This seems to me to be a lot of effort with very little benefit. There are thousands of
dances and each caller has their own approach to programming. It is rare for a dance to
be called two nights in a row. When I do see that happening I often ask other dancers
around me if they remember it - and no one ever has.
How would the next caller get access to this info? The logistics would seem difficult and
unnecessary.
I do not even keep track of what dances I have called. I start off fresh when planning a
program. If I called somewhere and they ask me back next year - no one will notice if a
couple dances are the same. It probably means they were really good ones.
I agree that a different band, etc can make the same dance feel very different and that a
lot of dances are very similar. It bothers me more when a caller programs an evening with
several dances that all feel the same.
Mac McKeeverSt Louis
On Tuesday, March 6, 2018, 8:22:25 PM CST, Winston, Alan P. via Callers
<callers(a)lists.sharedweight.net> wrote:
Oddly enough, I was just in Seattle at the end of February and had a conversation about
this with Lindsey Dono, who told me to my surprise that dancers at Lake City, at least,
will complain about getting the same dance two weeks in a row, and said that there *was* a
log kept of dances called locally.
So, Amy, I suggest checking with Lindsey and see if the effort is already under way.

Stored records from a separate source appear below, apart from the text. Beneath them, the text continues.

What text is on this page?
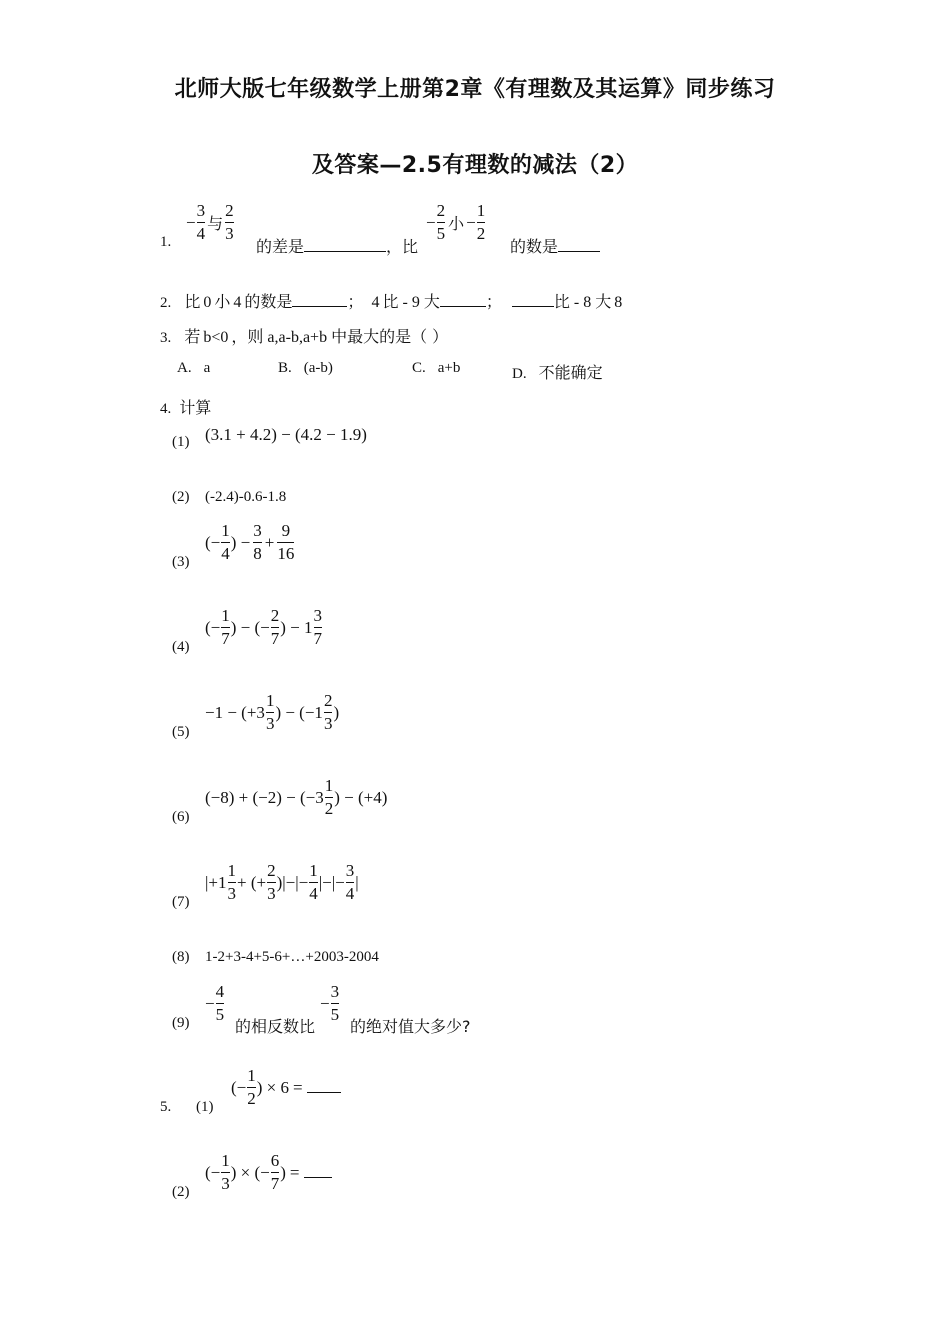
北师大版七年级数学上册第2章《有理数及其运算》同步练习
及答案—2.5有理数的减法（2）
1.
− $\frac{3}{4}$ 与 $\frac{2}{3}$
的差是	，比
− $\frac{2}{5}$ 小 − $\frac{1}{2}$
的数是
2. 比 0 小 4 的数是	； 4 比 - 9 大	；	比 - 8 大 8
3. 若 b<0 ，则 a,a-b,a+b 中最大的是（ ）
A. a	B. (a-b)	C. a+b	D. 不能确定
4. 计算
(1) (3.1 + 4.2) − (4.2 − 1.9)
(2) (-2.4)-0.6-1.8
(3)
(− $\frac{1}{4}$ ) − $\frac{3}{8} + \frac{9}{16}$
(4)
(− $\frac{1}{7}$ ) − (− $\frac{2}{7}$ ) − $1 \frac{3}{7}$
(5)
$-1 - (+3 \frac{1}{3}$ ) − ($-1 \frac{2}{3}$ )
(6)
$(-8) + (-2) - (-3 \frac{1}{2}$ ) − (+4)
(7)
$|+1 \frac{1}{3}$ + (+ $\frac{2}{3}$ )|−|− $\frac{1}{4}$ |−|− $\frac{3}{4}$ |
(8) 1-2+3-4+5-6+…+2003-2004
(9)
− $\frac{4}{5}$
的相反数比
− $\frac{3}{5}$
的绝对值大多少?
5. (1)
(− $\frac{1}{2}$ ) × 6 =
(2)
(− $\frac{1}{3}$ ) × (− $\frac{6}{7}$ ) =
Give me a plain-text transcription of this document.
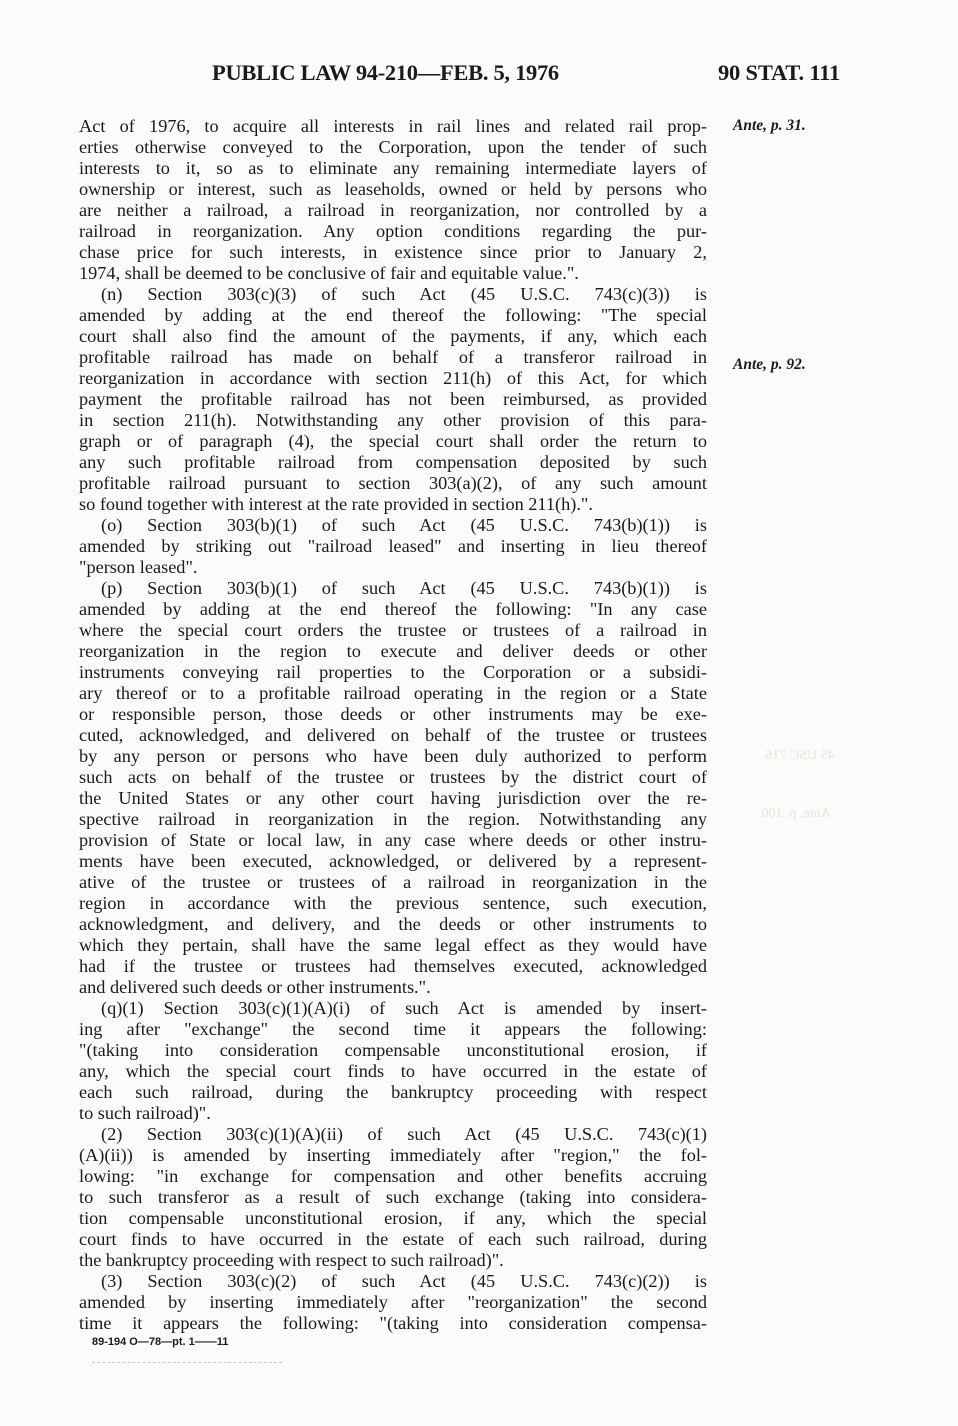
PUBLIC LAW 94-210—FEB. 5, 1976	90 STAT. 111
Ante, p. 31.
Ante, p. 92.
45 USC 716.
Ante, p. 100.
Act of 1976, to acquire all interests in rail lines and related rail prop-
erties otherwise conveyed to the Corporation, upon the tender of such
interests to it, so as to eliminate any remaining intermediate layers of
ownership or interest, such as leaseholds, owned or held by persons who
are neither a railroad, a railroad in reorganization, nor controlled by a
railroad in reorganization. Any option conditions regarding the pur-
chase price for such interests, in existence since prior to January 2,
1974, shall be deemed to be conclusive of fair and equitable value.".
(n) Section 303(c)(3) of such Act (45 U.S.C. 743(c)(3)) is
amended by adding at the end thereof the following: "The special
court shall also find the amount of the payments, if any, which each
profitable railroad has made on behalf of a transferor railroad in
reorganization in accordance with section 211(h) of this Act, for which
payment the profitable railroad has not been reimbursed, as provided
in section 211(h). Notwithstanding any other provision of this para-
graph or of paragraph (4), the special court shall order the return to
any such profitable railroad from compensation deposited by such
profitable railroad pursuant to section 303(a)(2), of any such amount
so found together with interest at the rate provided in section 211(h).".
(o) Section 303(b)(1) of such Act (45 U.S.C. 743(b)(1)) is
amended by striking out "railroad leased" and inserting in lieu thereof
"person leased".
(p) Section 303(b)(1) of such Act (45 U.S.C. 743(b)(1)) is
amended by adding at the end thereof the following: "In any case
where the special court orders the trustee or trustees of a railroad in
reorganization in the region to execute and deliver deeds or other
instruments conveying rail properties to the Corporation or a subsidi-
ary thereof or to a profitable railroad operating in the region or a State
or responsible person, those deeds or other instruments may be exe-
cuted, acknowledged, and delivered on behalf of the trustee or trustees
by any person or persons who have been duly authorized to perform
such acts on behalf of the trustee or trustees by the district court of
the United States or any other court having jurisdiction over the re-
spective railroad in reorganization in the region. Notwithstanding any
provision of State or local law, in any case where deeds or other instru-
ments have been executed, acknowledged, or delivered by a represent-
ative of the trustee or trustees of a railroad in reorganization in the
region in accordance with the previous sentence, such execution,
acknowledgment, and delivery, and the deeds or other instruments to
which they pertain, shall have the same legal effect as they would have
had if the trustee or trustees had themselves executed, acknowledged
and delivered such deeds or other instruments.".
(q)(1) Section 303(c)(1)(A)(i) of such Act is amended by insert-
ing after "exchange" the second time it appears the following:
"(taking into consideration compensable unconstitutional erosion, if
any, which the special court finds to have occurred in the estate of
each such railroad, during the bankruptcy proceeding with respect
to such railroad)".
(2) Section 303(c)(1)(A)(ii) of such Act (45 U.S.C. 743(c)(1)
(A)(ii)) is amended by inserting immediately after "region," the fol-
lowing: "in exchange for compensation and other benefits accruing
to such transferor as a result of such exchange (taking into considera-
tion compensable unconstitutional erosion, if any, which the special
court finds to have occurred in the estate of each such railroad, during
the bankruptcy proceeding with respect to such railroad)".
(3) Section 303(c)(2) of such Act (45 U.S.C. 743(c)(2)) is
amended by inserting immediately after "reorganization" the second
time it appears the following: "(taking into consideration compensa-
89-194 O—78—pt. 1——11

In the SF Bay Area, I think our dance populations kinda slop around, so that while a core
of people may go to the central Bay Area dances (SF, Berkeley, Palo Alto), East Bay people
may also go to North Bay dances (San Rafael, Petaluma) and North Bay people may go to
Berkeley or SF but not usually Palo Alto, while Monterey Bay people (Monterey, Santa Cruz)
go to those dances and some come up to Palo Alto, and some South Bay people (Palo Alto,
San Jose, etc) go to Santa Cruz or Monterey. The result is that every dancer does the
dances that are called at the dances they happen to go to, it would be a huge coordinating
effort to keep all the dances at different dance series with somewhat-overlapping
attendance separate, and nobody but callers seems to care anyway.
For me personally, different band, different tune set pretty much equals different dance
even with the same figures - but also dances that are 3/4 the same figures as other dances
feel like the same dances anyway.
-- Alan
On 3/6/2018 6:07 PM, Amy Wimmer via Callers wrote:
Huh! I never thought of that for the dance we run. I keep a file of each gig and the
dances I called at each. I also write on each dance card the date and location of each
time I've called it, so I don't repeat myself too often.
There's a record of contra dances called at Northwest Folklife Festival. I don't
know how far back it goes.
I'll talk to my fellow organizers about starting this at Emerald City Contra Dance.
-Amy
On Tue, Mar 6, 2018, 5:42 PM Kalia Kliban via Callers
<callers(a)lists.sharedweight.net> wrote:
Dance logs, a cumulative record for a series of which dances have been
called on any given evening, are very common in the English dance
community but vanishingly rare in the contra community. Why is that?
They're really helpful for incoming callers, and it's probably nice for
the dancers not to keep getting the same dances week after week.
I've only ever known of one contra series that kept a log, and it's
probably because I suggested it when they started out (the Queer Contra
series in Oakland, CA). Are there any contra organizers out there who
maintain a dance log? Those of you who do, how do you get the dance
lists from the callers? The Oakland series had a little book on the
stage and the callers would write their programs down as they went or at
the end of the night.
Part of it comes down to record-keeping on the part of the callers. I
keep a personal log of all the dances I've called so I can avoid
repeating myself when I return to a given venue. That makes it easy for
me to produce a set list after the fact if an organizer wants to fill in
a gap in the log. Fellow contra callers, do you all keep records of
what you call, and if you don't, how do you avoid repeating yourself or
remember what worked well (or not) the last time you called at a
particular place?
If you work with something like Caller's Companion, do you update the
program list with what you actually danced as opposed to what you
programmed?
Just curious about other people's process on this.